Around the curved walls, two dozen
Elohim
lay still. All were men, and not one wore the night-vision rigs or body armour of Kennedy’s people. Blood pooled visibly around the heads and chests of most of them, and a few had fallen on their backs or sides, so she could see that the blood came from their slit throats. They had kept their knives in their hands when they fell.
Diema’s own people hung back, guns trained on the man who sat at the centre of the room. He was dressed in black robes, bare-footed and bare-headed. He too held a sica in his hands, which were pressed to his chest as though he were praying. The tip of the blade pointed to his bare throat. His face wore an expression of beatific calm.

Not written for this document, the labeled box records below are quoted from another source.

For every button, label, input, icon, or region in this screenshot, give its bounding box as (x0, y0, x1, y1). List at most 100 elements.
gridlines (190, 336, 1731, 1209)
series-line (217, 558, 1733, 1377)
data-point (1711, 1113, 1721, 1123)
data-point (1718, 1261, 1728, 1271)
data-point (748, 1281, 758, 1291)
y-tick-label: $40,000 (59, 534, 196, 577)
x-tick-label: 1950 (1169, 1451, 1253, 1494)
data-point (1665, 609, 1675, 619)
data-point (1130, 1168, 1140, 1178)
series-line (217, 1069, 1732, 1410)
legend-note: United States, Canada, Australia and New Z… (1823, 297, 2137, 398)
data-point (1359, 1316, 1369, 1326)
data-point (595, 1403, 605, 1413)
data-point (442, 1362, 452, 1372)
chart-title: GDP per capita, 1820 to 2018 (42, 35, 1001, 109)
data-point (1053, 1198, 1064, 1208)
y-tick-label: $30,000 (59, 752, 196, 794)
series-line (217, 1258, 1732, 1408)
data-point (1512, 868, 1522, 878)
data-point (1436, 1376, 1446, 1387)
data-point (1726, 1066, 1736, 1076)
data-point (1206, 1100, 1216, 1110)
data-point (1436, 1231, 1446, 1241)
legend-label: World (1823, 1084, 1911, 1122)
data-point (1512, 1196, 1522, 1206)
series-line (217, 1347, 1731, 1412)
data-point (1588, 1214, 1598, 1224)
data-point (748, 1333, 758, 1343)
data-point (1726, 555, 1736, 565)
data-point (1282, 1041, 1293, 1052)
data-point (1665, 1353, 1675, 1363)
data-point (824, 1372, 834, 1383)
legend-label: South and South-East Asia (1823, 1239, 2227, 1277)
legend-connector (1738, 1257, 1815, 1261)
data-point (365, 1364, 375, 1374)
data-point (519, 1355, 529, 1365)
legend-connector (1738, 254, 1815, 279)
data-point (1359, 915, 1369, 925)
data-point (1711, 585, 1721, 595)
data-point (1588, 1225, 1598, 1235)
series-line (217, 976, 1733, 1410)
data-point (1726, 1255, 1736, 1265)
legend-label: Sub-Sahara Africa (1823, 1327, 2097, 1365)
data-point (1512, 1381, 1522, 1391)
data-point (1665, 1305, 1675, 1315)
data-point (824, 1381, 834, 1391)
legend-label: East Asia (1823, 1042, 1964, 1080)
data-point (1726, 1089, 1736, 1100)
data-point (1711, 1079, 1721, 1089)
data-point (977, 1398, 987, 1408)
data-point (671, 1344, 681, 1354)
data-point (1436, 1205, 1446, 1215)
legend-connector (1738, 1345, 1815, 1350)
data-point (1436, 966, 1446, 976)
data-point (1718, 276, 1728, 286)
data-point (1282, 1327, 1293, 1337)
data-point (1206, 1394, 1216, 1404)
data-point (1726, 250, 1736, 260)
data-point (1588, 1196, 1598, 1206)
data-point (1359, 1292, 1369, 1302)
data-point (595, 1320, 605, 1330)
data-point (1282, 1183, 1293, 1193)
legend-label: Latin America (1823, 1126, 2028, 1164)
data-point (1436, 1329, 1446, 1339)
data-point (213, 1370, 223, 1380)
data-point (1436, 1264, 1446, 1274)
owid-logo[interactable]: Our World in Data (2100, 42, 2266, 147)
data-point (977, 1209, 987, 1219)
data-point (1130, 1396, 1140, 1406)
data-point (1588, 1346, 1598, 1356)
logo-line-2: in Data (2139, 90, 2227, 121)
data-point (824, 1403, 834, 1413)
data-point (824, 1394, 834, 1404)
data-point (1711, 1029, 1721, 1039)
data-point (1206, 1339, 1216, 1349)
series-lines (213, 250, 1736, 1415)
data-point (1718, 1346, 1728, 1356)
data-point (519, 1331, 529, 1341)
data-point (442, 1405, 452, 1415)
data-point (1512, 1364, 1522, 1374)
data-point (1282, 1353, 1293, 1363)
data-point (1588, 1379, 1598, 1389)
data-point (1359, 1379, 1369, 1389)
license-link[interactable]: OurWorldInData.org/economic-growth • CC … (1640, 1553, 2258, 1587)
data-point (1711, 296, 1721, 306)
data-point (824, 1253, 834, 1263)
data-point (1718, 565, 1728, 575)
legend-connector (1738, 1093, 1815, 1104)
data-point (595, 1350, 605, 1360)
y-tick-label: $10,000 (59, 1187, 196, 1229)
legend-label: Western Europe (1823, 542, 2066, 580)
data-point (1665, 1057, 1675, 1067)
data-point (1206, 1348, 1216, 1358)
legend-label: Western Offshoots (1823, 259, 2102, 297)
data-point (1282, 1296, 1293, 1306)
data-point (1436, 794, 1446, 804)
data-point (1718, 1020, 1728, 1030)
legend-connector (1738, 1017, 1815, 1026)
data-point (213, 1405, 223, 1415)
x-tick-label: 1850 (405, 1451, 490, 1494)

‘Avra Shekolni,’ Diema said. She raised a closed fist, signalling her
Elohim
to hold position and do nothing without her order. ‘Where is Ber Lusim?’
‘I am afraid,’ Shekolni said, ‘that this is not a question I am able to answer. He is gone to enact the glory of the ages and the end of time. The fifth and final king is coming, to reign for evermore. But He waits to be invited, and Ber Lusim must open the way for Him.’
‘I want to be there, too,’ Diema said. ‘I want to see this thing. Please,
Tannanu
. Tell me where this will happen.’
Shekolni stared at her for a long time. Then he stared at the knife around which his two hands were clasped.
‘Midnight,’ he whispered. ‘Sunday. Greenwich meantime.’
He leaned forward a little and drove the sica up to its hilt into his throat. With a curse, Diema ran forward as he toppled, and wrestled the knife from his grip, but there was nothing to be done. Shekolni was already drowning in his own blood, his airway as well as his jugular completely severed.
His right hand rose, trembling violently, and found her arm. It was as though he were trying to console her.
‘For Christ’s sake, could you please switch to English!’
Kennedy had said the words three times already, but this was the first time that the seemingly unending torrent of Aramaic was interrupted and the other people in the room – every last one of them
Elohim
– deigned to look at her. Not even Diema looked friendly.